Founders are Founders on Day 1.
But, there are few programs where Founders develop their skills over time. There is no Founder guild where Founders systematically rise in responsibility as their skills develop.
Because most decisions are new and venues where Founders can share their experience are few, we often find ourselves isolated and without experience when we need it the most.
3. Professional Decisions are Personal Too
If you are working for a large corporation, the routine decisions you make at work have a limited spill-over into your personal life. Many people bring their work home with them–especially in today’s world, but the decision to close the Omaha office or delay shipping the next version of a product is not a personal one.
For the Founder, however, the venture they are building is more like a member of the family…for better or worse. Decisions about marketing, suppliers, employees, investors, and a million details don’t get left “at the office”. The “office” is wherever we are, and the decisions that have to be made are ours, all the time, everywhere.
4. The Distance from Decide to Do is Only Limited by Resources
In the bureaucracies we love to hate, decisions don’t move quickly. There are processes to follow, stakeholders to persuade, supervisors to convince. Even though I may decide what to do today, the doing of it is still in the distance.
Slowing actions and decisions is a feature of bureaucracies designed to maintain stability and predictability.
Startups, however, are not built for stability or predictability. They are built to change with the agility to seize opportunities.
So, Founders can act quickly. But, this quick action carries risks. A rash decision that would have been buffered in a big corporation becomes policy the moment a Founder speaks it.

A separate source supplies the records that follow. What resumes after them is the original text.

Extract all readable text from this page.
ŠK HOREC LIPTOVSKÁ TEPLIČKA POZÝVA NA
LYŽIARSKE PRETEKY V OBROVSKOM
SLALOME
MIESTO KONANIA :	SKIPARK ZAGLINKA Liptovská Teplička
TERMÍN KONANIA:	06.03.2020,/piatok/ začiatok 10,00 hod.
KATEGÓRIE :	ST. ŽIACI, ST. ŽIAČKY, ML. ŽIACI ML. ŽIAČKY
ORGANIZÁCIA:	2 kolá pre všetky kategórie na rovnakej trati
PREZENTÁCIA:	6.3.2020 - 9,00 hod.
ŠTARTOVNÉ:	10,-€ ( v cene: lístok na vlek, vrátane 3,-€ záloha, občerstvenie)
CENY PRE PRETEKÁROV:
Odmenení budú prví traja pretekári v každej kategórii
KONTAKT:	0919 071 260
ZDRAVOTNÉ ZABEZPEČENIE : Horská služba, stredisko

5. Many Founder Decisions Carry High-Consequences
The earlier a venture is in its life-cycle, the more decisions there are with long-term consequences. Whether to bootstrap or seek investors is a very early decision that will shape the trajectory of the venture for most of its life. Whether to adopt a B2B or B2C model is another early, high-consequence decision.
In the military briefing room or the corporate boardroom, high-consequence decisions are made after an exhaustive analysis of alternatives, statistics, simulations, and opinions from an army of advisors and consultants. But, Founders often have only themselves, their judgment, their personal experience, and whatever they can learn from other Founders who have walked this road before.

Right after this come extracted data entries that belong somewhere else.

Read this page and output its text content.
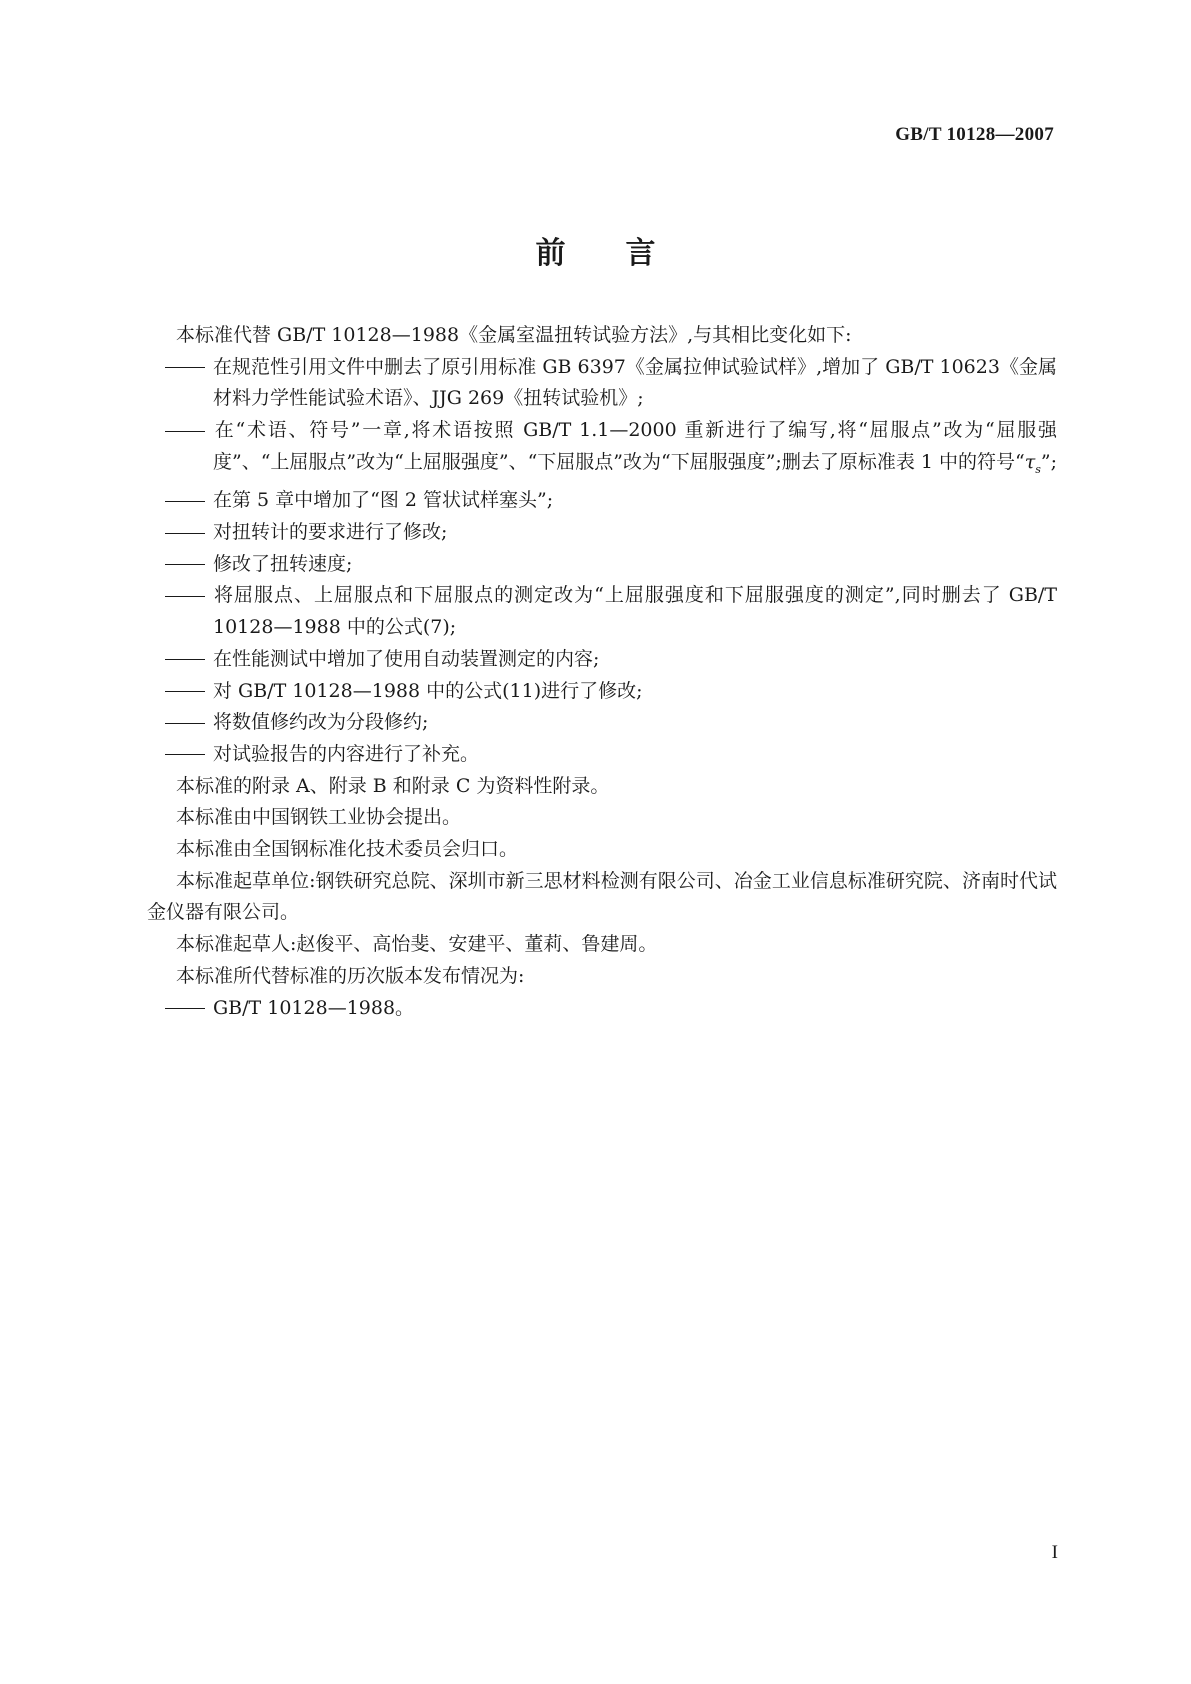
GB/T 10128—2007
前 言

本标准代替 GB/T 10128—1988《金属室温扭转试验方法》,与其相比变化如下:

在规范性引用文件中删去了原引用标准 GB 6397《金属拉伸试验试样》,增加了 GB/T 10623《金属材料力学性能试验术语》、JJG 269《扭转试验机》;

在“术语、符号”一章,将术语按照 GB/T 1.1—2000 重新进行了编写,将“屈服点”改为“屈服强度”、“上屈服点”改为“上屈服强度”、“下屈服点”改为“下屈服强度”;删去了原标准表 1 中的符号“$\tau_s$”;

在第 5 章中增加了“图 2 管状试样塞头”;

对扭转计的要求进行了修改;

修改了扭转速度;

将屈服点、上屈服点和下屈服点的测定改为“上屈服强度和下屈服强度的测定”,同时删去了 GB/T 10128—1988 中的公式(7);

在性能测试中增加了使用自动装置测定的内容;

对 GB/T 10128—1988 中的公式(11)进行了修改;

将数值修约改为分段修约;

对试验报告的内容进行了补充。

本标准的附录 A、附录 B 和附录 C 为资料性附录。

本标准由中国钢铁工业协会提出。

本标准由全国钢标准化技术委员会归口。

本标准起草单位:钢铁研究总院、深圳市新三思材料检测有限公司、冶金工业信息标准研究院、济南时代试金仪器有限公司。

本标准起草人:赵俊平、高怡斐、安建平、董莉、鲁建周。

本标准所代替标准的历次版本发布情况为:

GB/T 10128—1988。

I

6. Change is an Expectation, not a Threat
Everyone hates change. They hate it more if they have to change.
This can’t be true in a startup. No startup is born fully-formed. Start-ups are built to grow…to adapt…in short, to change.
This is a unique advantage Founders can access. Where most other organizations have strong social inertia built in, startups don’t. There may be plenty of process-friction associated with Founder decisions, but social friction can be much lower. Generally, people working in a startup have an expectation of change. Startups that don’t change die.
7. Founders Get to Define Their Value
Sure, many people start businesses with the idea of big returns. The entrepreneur success stories we most often hear end with yachts, Bored Apes, and Lambos for all our friends.
But, Founders know there are easier, more reliable paths to respectable wealth than startups. In many cases, the money Founders pursue is the scorecard of mastery. The real pursuit is often the satisfaction of succeeding at something most are afraid to even start. Money is just the way society keeps score.
Founders, however, find other goals more important than money alone. The word that comes up for many Founders is impact. We want to leave our positive mark on lives, communities, and our families.
Many of us left “real jobs” because the value those organizations pursued didn’t align well with how we want to spend our lives. Being the best roofing company in the tri-State area is someone’s goal, but it isn’t mine…and it is probably not yours.
Being able to define the value you are pursuing gives you a different set of possible solutions than you would have if you were simply trying to make someone else’s dreams come true.
8. Founders Can Create Constraints to Simplify Decision Making
If you work anywhere…anywhere…and aren’t the Founder, you are the recipient of constraints.
The CEO is constrained by the Board of Directors. Employees are constrained by their supervisors.
You don’t normally get to choose which problems–or how much of a problem you are going to solve.
“You know what Boss? I’m not going to work on that thing you asked me to do. I think we should be working on this instead.”
A few companies may relish this free-wheeling spirit, but most would respond with an additional constraint, probably one impacting your paycheck.
But, Founders are different.
Founders hold the ultimate constraint in a venture they control. They can close the venture and move on to something else. And, sometimes they must.
But, short of ending a venture, the ability to create constraints is a powerful decision tool to wield, and it is available on Day 1.
What are you selling? The answer isn’t “everything”.
Who are you selling to? The answer can’t be “everyone”.
Where are you selling? The answer can’t be “everywhere”.
As a Founder in a new venture, you can’t solve a problem that big. Selling everyone everything everywhere is too complex for you (or anyone) to manage.
So, you make choices. In other words, you impose constraints.
“We will sell this thing, to these people, in this sales channel.”
Ahh…now you have a problem that starts to cast off some complexity and become merely complicated…or even simple.
“We will sell umbrellas, to business women, on the street when it’s raining.”
A super-simple problem with some obvious solutions.
…but maybe not the biggest revenue generator you can imagine.
When Founders use this powerful constraint-imposing tool, they trade complexity for revenue potential. Once you can solve this simple problem, you can start adding complications and complexity back in. You can decide to solve other, bigger, more profitable problems.
No one else in an organization can wield this power. It’s yours. Use it wisely.
The decisions a Founder has to make are simultaneously varied, impactful, frustrating, and invigorating. Simply copying the management techniques that work for established businesses often isn’t the best solution. Being a Founder is its own trade with skills unique to those who practice it. The first step in growing your Founder skills is understanding where conventional wisdom ends and your personal journey begins.